Money, technology and banking: what lessons can China teach the rest of the world?
Summary
Focus
Technology companies entering the financial services industry have become a global phenomenon over the past decade. Using the rise of two big techs in China as a foundation for analysis, this paper examines the key factors that have driven the development in China and whether such factors are applicable elsewhere.
Contribution
This paper takes a historical approach in examining favourable factors that contributed to the strong growth of big techs in China, and how regulators struck a balance between nurturing financial innovations and keeping emerging stability risks at bay.
Findings
The fight for survival was the key motivation driving the initial expansion to the financial services industry.

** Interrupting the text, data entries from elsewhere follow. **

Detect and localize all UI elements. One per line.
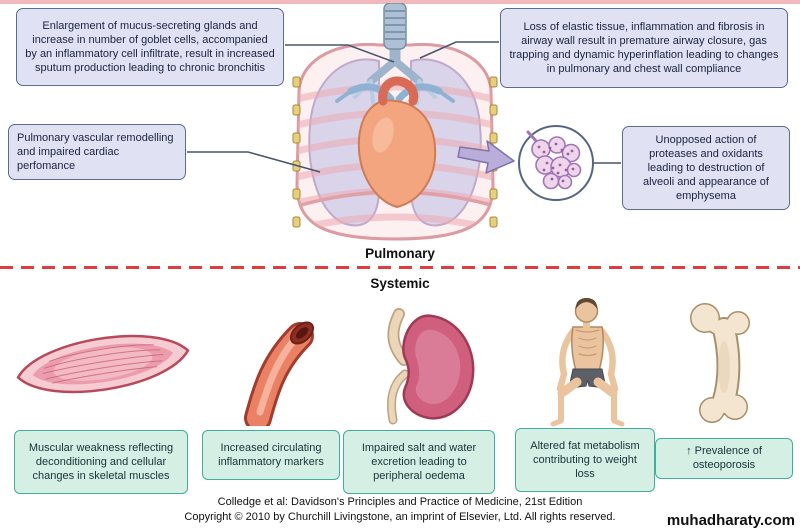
watermark: muhadharaty.com (666, 512, 795, 529)
top-border-strip (0, 0, 800, 4)
copyright-line: Copyright © 2010 by Churchill Livingston… (184, 511, 616, 523)
thin-man-illustration (550, 298, 625, 427)
callout-emphysema: Unopposed action of proteases and oxidan… (622, 126, 790, 211)
pulmonary-systemic-divider (0, 266, 800, 269)
callout-chronic-bronchitis: Enlargement of mucus-secreting glands an… (16, 8, 284, 86)
skeletal-muscle-illustration (16, 334, 190, 394)
pulmonary-label: Pulmonary (365, 246, 435, 261)
kidney-illustration (387, 308, 475, 425)
systemic-box-weight-loss: Altered fat metabolism contributing to w… (515, 428, 655, 492)
lungs-heart-illustration (292, 3, 498, 241)
systemic-label: Systemic (370, 276, 430, 291)
systemic-box-muscle: Muscular weakness reflecting decondition… (14, 430, 188, 494)
callout-vascular-remodelling: Pulmonary vascular remodelling and impai… (8, 124, 186, 181)
callout-airway-compliance: Loss of elastic tissue, inflammation and… (500, 8, 788, 88)
systemic-box-osteoporosis: ↑ Prevalence of osteoporosis (655, 438, 793, 479)
femur-bone-illustration (690, 303, 750, 423)
alveoli-inset-circle (518, 125, 594, 201)
systemic-box-oedema: Impaired salt and water excretion leadin… (343, 430, 495, 494)
blood-vessel-illustration (244, 321, 315, 426)
credit-line: Colledge et al: Davidson's Principles an… (217, 496, 583, 508)
systemic-box-inflammatory-markers: Increased circulating inflammatory marke… (202, 430, 340, 480)
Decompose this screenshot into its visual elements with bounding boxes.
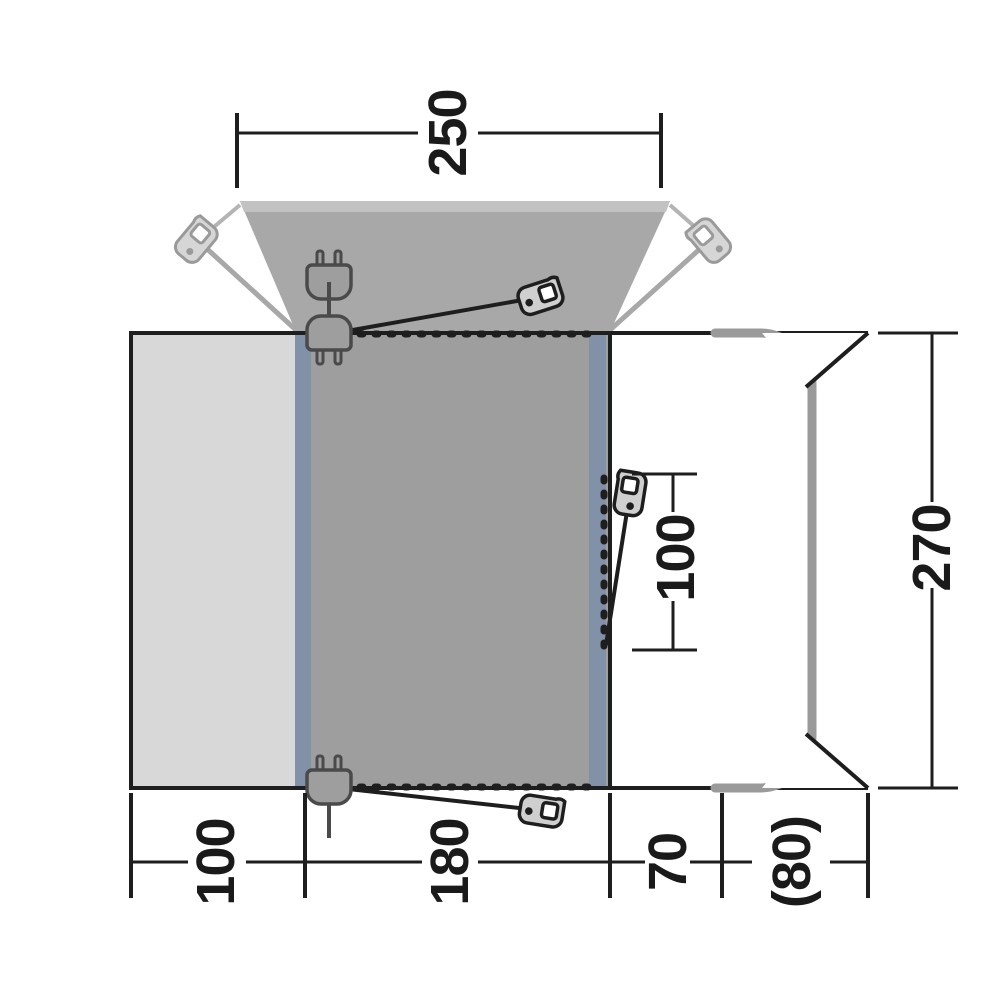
dimension-bottom-3-label: (80) (762, 816, 822, 908)
dimension-270-label: 270 (902, 504, 962, 591)
dimension-270: 270 (878, 331, 962, 790)
guyline-top-dark (329, 274, 567, 336)
guyline-bottom-dark (329, 785, 567, 831)
awning-main-body (129, 331, 612, 790)
dimension-chain-bottom: 100 180 70 (80) (129, 793, 870, 908)
left-extension-panel (131, 333, 296, 788)
main-panel (296, 333, 610, 788)
dimension-250-label: 250 (418, 89, 478, 176)
dimension-100-inner: 100 (632, 472, 706, 652)
air-beam-left (295, 333, 311, 788)
dimension-bottom-1-label: 180 (420, 818, 480, 905)
guyline-side-dark (604, 468, 650, 646)
guyline-peg-top-left (169, 213, 223, 268)
air-beam-right (589, 333, 606, 788)
dimension-bottom-0-label: 100 (186, 818, 246, 905)
body-outline (129, 331, 612, 790)
dimension-250: 250 (235, 89, 663, 188)
dimension-100-inner-label: 100 (646, 514, 706, 601)
zip-dotted-lines (326, 330, 608, 791)
vehicle-outline (710, 328, 870, 793)
power-plug-icon-bottom (305, 754, 353, 840)
dimension-bottom-2-label: 70 (638, 833, 698, 891)
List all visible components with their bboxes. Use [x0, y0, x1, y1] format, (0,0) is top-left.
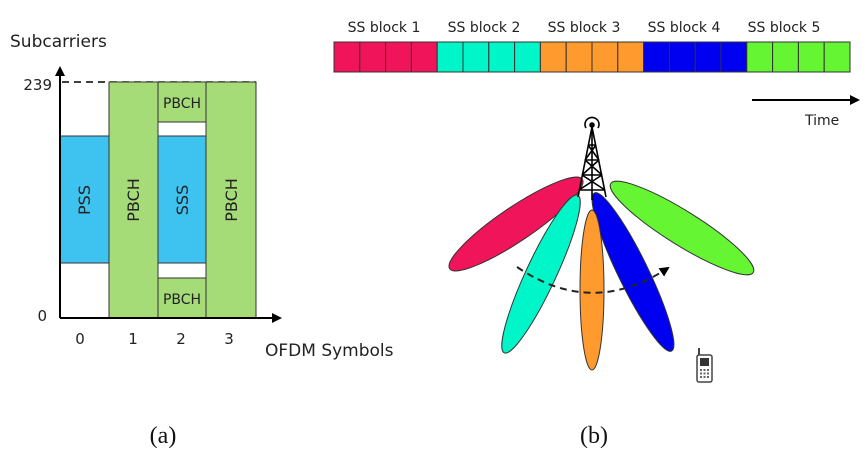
ss-block-5-symbol-0: [746, 41, 774, 73]
pbch-label-symbol-3: PBCH: [222, 178, 241, 222]
ss-block-5-symbol-2: [797, 41, 825, 73]
x-tick-3: 3: [224, 330, 234, 348]
pbch-label-symbol-2-bottom: PBCH: [163, 292, 201, 308]
y-axis-label: Subcarriers: [10, 32, 107, 52]
ss-block-2-label: SS block 2: [448, 20, 521, 36]
pbch-block-symbol-2-top: [157, 81, 207, 123]
x-axis-label: OFDM Symbols: [265, 341, 394, 361]
pbch-label-symbol-2-top: PBCH: [163, 96, 201, 112]
mobile-phone-icon: [696, 348, 713, 383]
time-label: Time: [804, 113, 839, 129]
ss-block-5-label: SS block 5: [748, 20, 821, 36]
x-tick-0: 0: [75, 330, 85, 348]
pss-block: [59, 135, 110, 264]
ss-block-3-label: SS block 3: [548, 20, 621, 36]
panel-b: SS block 1 SS block 2 SS block 3 SS bloc…: [333, 20, 860, 449]
panel-a: Subcarriers PSS PBCH SSS PBCH PBCH PBCH …: [10, 32, 394, 449]
ss-block-1-symbol-3: [410, 41, 438, 73]
ss-block-4-symbol-2: [694, 41, 722, 73]
ss-block-3-symbol-3: [617, 41, 645, 73]
pss-label: PSS: [75, 185, 94, 215]
ss-block-1-symbol-2: [385, 41, 412, 73]
ss-block-2-symbol-3: [514, 41, 541, 73]
y-tick-239: 239: [23, 76, 52, 94]
ss-block-4-symbol-0: [643, 41, 670, 73]
sss-block: [157, 135, 207, 264]
pbch-block-symbol-1: [108, 81, 159, 319]
pbch-label-symbol-1: PBCH: [124, 178, 143, 222]
ss-block-2-symbol-2: [488, 41, 516, 73]
ss-block-1-symbol-1: [359, 41, 387, 73]
ss-block-3-symbol-1: [565, 41, 593, 73]
ss-block-2-symbol-1: [462, 41, 490, 73]
ss-block-4-symbol-1: [668, 41, 696, 73]
caption-b: (b): [580, 423, 608, 449]
base-station-tower-icon: [577, 116, 607, 200]
ss-block-3-symbol-2: [591, 41, 619, 73]
beam-3: [579, 209, 605, 371]
sss-label: SSS: [173, 185, 192, 215]
ss-block-3-symbol-0: [539, 41, 567, 73]
ss-block-5-symbol-1: [772, 41, 799, 73]
x-tick-1: 1: [128, 330, 138, 348]
caption-a: (a): [150, 423, 177, 449]
x-tick-2: 2: [176, 330, 186, 348]
ss-block-strip: [333, 41, 851, 73]
beams: [448, 176, 755, 371]
ss-block-1-label: SS block 1: [348, 20, 421, 36]
beam-5: [609, 180, 755, 276]
ss-block-4-symbol-3: [720, 41, 748, 73]
ss-block-2-symbol-0: [436, 41, 464, 73]
ss-block-4-label: SS block 4: [648, 20, 721, 36]
y-tick-0: 0: [37, 307, 47, 325]
ss-block-1-symbol-0: [333, 41, 361, 73]
ss-block-5-symbol-3: [823, 41, 851, 73]
pbch-block-symbol-3: [205, 81, 257, 319]
beam-4: [591, 192, 675, 352]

As economic theory predicts, big techs running network products need a large user base to survive against competition. Providing financial services is an important means to achieve that objective. Accordingly, they can be viewed as "accidental financiers" rather than "aggressive invaders", at least during the initial stage.
Several China-specific factors have played an important role in fostering the rapid growth, including its large population, the availability of low-cost mobile handsets in the country and heavy investment by the government on mobile communication infrastructure. These factors may not be easily replicated elsewhere.

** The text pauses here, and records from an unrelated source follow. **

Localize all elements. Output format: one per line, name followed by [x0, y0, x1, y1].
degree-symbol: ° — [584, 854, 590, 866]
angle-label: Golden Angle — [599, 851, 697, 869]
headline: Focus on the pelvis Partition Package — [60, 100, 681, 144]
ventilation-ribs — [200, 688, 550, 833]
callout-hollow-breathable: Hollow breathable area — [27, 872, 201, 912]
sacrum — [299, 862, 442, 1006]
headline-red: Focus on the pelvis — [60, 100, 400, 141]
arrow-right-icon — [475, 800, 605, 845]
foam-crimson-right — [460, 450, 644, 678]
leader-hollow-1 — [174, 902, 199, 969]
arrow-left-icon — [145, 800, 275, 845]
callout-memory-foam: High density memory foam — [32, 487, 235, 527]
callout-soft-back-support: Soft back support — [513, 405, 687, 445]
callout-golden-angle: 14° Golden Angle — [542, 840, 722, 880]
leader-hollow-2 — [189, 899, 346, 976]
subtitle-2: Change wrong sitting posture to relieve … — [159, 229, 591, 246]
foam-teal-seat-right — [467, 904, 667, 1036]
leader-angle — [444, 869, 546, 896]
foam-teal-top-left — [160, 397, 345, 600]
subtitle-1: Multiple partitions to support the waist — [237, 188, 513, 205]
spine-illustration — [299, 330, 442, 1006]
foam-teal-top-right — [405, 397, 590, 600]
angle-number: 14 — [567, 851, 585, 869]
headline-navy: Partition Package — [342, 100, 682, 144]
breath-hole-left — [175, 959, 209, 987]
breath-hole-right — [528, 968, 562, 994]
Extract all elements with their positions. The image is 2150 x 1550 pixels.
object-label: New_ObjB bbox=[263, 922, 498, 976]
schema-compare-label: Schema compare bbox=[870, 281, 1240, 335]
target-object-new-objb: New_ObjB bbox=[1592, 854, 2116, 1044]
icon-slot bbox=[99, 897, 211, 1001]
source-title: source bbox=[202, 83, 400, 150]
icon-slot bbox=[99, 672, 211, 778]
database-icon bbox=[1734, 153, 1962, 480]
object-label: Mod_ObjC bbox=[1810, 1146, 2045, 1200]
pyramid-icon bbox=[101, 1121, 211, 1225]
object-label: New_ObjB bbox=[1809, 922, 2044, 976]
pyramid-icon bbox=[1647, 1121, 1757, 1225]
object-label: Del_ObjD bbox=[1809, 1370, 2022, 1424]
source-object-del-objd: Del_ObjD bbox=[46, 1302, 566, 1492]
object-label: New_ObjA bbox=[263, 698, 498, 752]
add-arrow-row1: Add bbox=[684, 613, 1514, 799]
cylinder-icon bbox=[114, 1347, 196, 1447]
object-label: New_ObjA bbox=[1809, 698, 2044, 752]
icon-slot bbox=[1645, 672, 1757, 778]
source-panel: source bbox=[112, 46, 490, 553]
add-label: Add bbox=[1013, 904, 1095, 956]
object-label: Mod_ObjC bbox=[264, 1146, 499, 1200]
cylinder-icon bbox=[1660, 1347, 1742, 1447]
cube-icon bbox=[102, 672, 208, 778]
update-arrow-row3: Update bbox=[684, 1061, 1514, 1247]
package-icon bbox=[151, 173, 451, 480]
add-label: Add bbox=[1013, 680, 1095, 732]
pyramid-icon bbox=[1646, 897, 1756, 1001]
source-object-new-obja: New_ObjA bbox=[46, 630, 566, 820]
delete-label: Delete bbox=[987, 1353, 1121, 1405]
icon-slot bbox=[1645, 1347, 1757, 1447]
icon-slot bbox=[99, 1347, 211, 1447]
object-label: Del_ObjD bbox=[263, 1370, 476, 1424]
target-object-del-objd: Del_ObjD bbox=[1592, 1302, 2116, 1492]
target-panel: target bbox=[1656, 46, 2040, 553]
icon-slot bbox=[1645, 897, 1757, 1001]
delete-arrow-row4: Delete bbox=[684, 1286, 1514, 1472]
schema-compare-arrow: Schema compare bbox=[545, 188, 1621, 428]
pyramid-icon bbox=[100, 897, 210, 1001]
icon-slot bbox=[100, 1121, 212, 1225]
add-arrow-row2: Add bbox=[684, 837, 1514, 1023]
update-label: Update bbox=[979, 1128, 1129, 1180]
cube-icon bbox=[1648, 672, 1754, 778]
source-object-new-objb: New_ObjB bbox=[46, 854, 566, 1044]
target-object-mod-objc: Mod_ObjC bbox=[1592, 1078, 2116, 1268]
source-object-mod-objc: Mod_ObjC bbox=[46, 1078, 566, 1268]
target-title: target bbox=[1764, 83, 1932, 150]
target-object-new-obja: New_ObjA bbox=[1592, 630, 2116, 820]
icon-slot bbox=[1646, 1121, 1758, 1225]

A balanced-regulatory approach is important. Development in China highlights the importance of striking a balance between regulatory tolerance during the early stage and tough regulations where signs of excessive growth are evident. While traditional activity-based regulations can still serve regulators well in many areas, regulators also need to closely monitor product innovations to rein in fast-emerging risks, including those involving new regulation. In particular, it is natural to see big techs introducing new products to exploit grey areas of existing regulation or other untested premises.

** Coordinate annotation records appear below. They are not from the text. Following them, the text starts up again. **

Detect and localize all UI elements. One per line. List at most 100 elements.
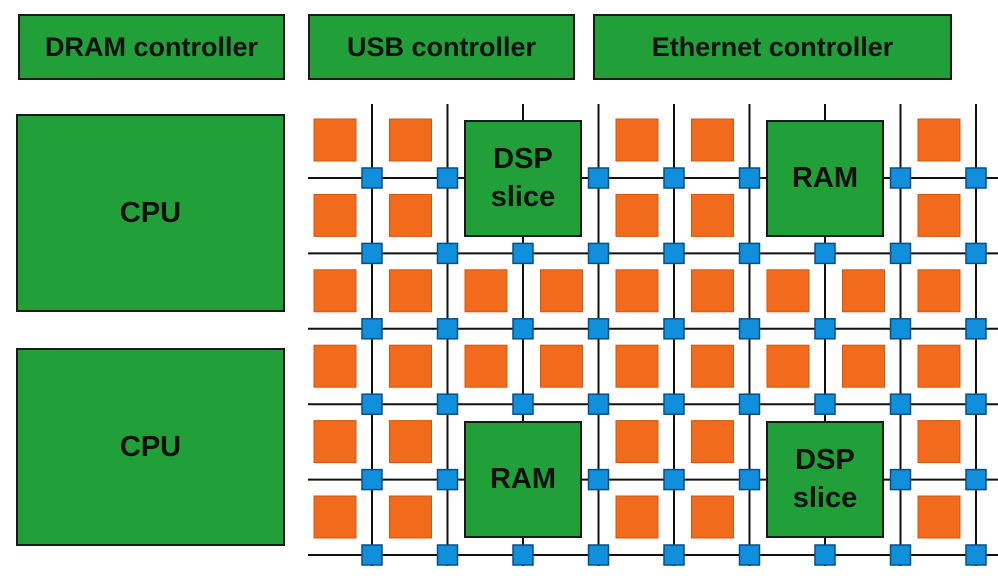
switch-box [436, 242, 459, 265]
switch-box [889, 544, 912, 566]
switch-box [965, 167, 987, 189]
fabric-block-label: DSP slice [490, 142, 556, 213]
switch-box [663, 242, 685, 265]
switch-box [889, 242, 912, 265]
switch-box [587, 242, 610, 265]
controller-usb: USB controller [308, 14, 575, 80]
logic-cell [917, 118, 961, 162]
switch-box [889, 318, 912, 340]
controller-ethernet-label: Ethernet controller [651, 31, 894, 62]
logic-cell [917, 193, 961, 237]
switch-box [738, 393, 761, 415]
fabric-block-label: RAM [489, 462, 557, 495]
switch-box [436, 393, 459, 415]
logic-cell [917, 420, 961, 464]
switch-box [663, 544, 685, 566]
switch-box [738, 242, 761, 265]
controller-dram: DRAM controller [18, 14, 285, 80]
logic-cell [917, 344, 961, 388]
fabric-block-label: DSP slice [792, 443, 858, 514]
switch-box [587, 167, 610, 189]
logic-cell [615, 269, 659, 313]
controller-ethernet: Ethernet controller [593, 14, 952, 80]
switch-box [587, 544, 610, 566]
switch-box [889, 167, 912, 189]
cpu-block-bottom: CPU [16, 348, 285, 546]
switch-box [814, 393, 836, 415]
cpu-label: CPU [119, 430, 182, 463]
switch-box [361, 468, 383, 491]
logic-cell [766, 344, 810, 388]
switch-box [512, 393, 534, 415]
logic-cell [842, 344, 885, 388]
logic-cell [766, 269, 810, 313]
logic-cell [615, 420, 659, 464]
logic-cell [691, 344, 734, 388]
logic-cell [389, 420, 432, 464]
logic-cell [615, 495, 659, 539]
logic-cell [842, 269, 885, 313]
switch-box [738, 544, 761, 566]
switch-box [361, 393, 383, 415]
cpu-label: CPU [119, 196, 182, 229]
switch-box [436, 468, 459, 491]
logic-cell [540, 344, 583, 388]
fabric-block-label: RAM [791, 161, 859, 194]
logic-cell [615, 118, 659, 162]
fabric-block-dsp-slice: DSP slice [464, 120, 582, 237]
switch-box [965, 318, 987, 340]
logic-cell [313, 193, 357, 237]
logic-cell [691, 420, 734, 464]
logic-cell [313, 118, 357, 162]
switch-box [814, 318, 836, 340]
switch-box [512, 242, 534, 265]
switch-box [889, 393, 912, 415]
switch-box [738, 318, 761, 340]
switch-box [587, 468, 610, 491]
switch-box [663, 318, 685, 340]
switch-box [436, 544, 459, 566]
logic-cell [389, 269, 432, 313]
logic-cell [389, 344, 432, 388]
logic-cell [691, 118, 734, 162]
logic-cell [389, 495, 432, 539]
switch-box [738, 468, 761, 491]
fabric-block-dsp-slice: DSP slice [766, 421, 884, 538]
logic-cell [917, 495, 961, 539]
switch-box [663, 167, 685, 189]
switch-box [663, 393, 685, 415]
cpu-block-top: CPU [16, 114, 285, 312]
logic-cell [691, 193, 734, 237]
switch-box [361, 544, 383, 566]
logic-cell [691, 269, 734, 313]
logic-cell [615, 344, 659, 388]
switch-box [663, 468, 685, 491]
switch-box [965, 468, 987, 491]
switch-box [587, 393, 610, 415]
fabric-block-ram: RAM [464, 421, 582, 538]
logic-cell [464, 344, 508, 388]
switch-box [436, 318, 459, 340]
switch-box [436, 167, 459, 189]
logic-cell [313, 344, 357, 388]
logic-cell [691, 495, 734, 539]
switch-box [361, 167, 383, 189]
controller-usb-label: USB controller [346, 31, 537, 62]
logic-cell [389, 118, 432, 162]
logic-cell [615, 193, 659, 237]
logic-cell [389, 193, 432, 237]
switch-box [738, 167, 761, 189]
switch-box [889, 468, 912, 491]
switch-box [965, 242, 987, 265]
logic-cell [917, 269, 961, 313]
switch-box [512, 544, 534, 566]
switch-box [512, 318, 534, 340]
logic-cell [313, 495, 357, 539]
switch-box [965, 393, 987, 415]
logic-cell [464, 269, 508, 313]
switch-box [965, 544, 987, 566]
logic-cell [540, 269, 583, 313]
switch-box [587, 318, 610, 340]
fabric-block-ram: RAM [766, 120, 884, 237]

Finally, the prospect of big techs becoming heavily involved in cross-border transfers/payments would require special attention and coordination among home/host central banks.
Abstract
Technology companies entering the financial services industry have become a global phenomenon over the past decade. This trend is most remarkable in China where two large technology firms (BigTechs) have emerged as important market players, especially in payment services. This paper examines the factors driving this development and whether the Chinese experience could be applied elsewhere. Several lessons emerge: first, like any company in a network industry, it is important to build and maintain a large user base and that is the key factor behind BigTechs' expansion into the financial industry. On this basis, these BigTechs can be seen as "accidental financiers" rather than "aggressive invaders". Second, these firms are cautious in offering higher-risk financial services as investment losses could lead to an exodus of customers. Third, Chinese authorities' regulatory tolerance during the early stage has been a key supporting factor and helped fostering innovation benefits. But that was balanced by the implementation of capital and liquidity rules to keep BigTechs from "excessive" growth, mis-selling of financial products and posing systemic risks. Fourth, initial conditions and government support matter. The rapid growth has benefitted from China's large population, the availability of low-cost mobile handsets and heavy investment by the government on mobile communication infrastructure. These may not be easily be replicated elsewhere. Last, BigTechs' overseas expansion may require policy coordination between home and host authorities to keep track of emerging risks.
JEL classification: D85, E41, E42.
Keywords: BigTechs, banking and finance.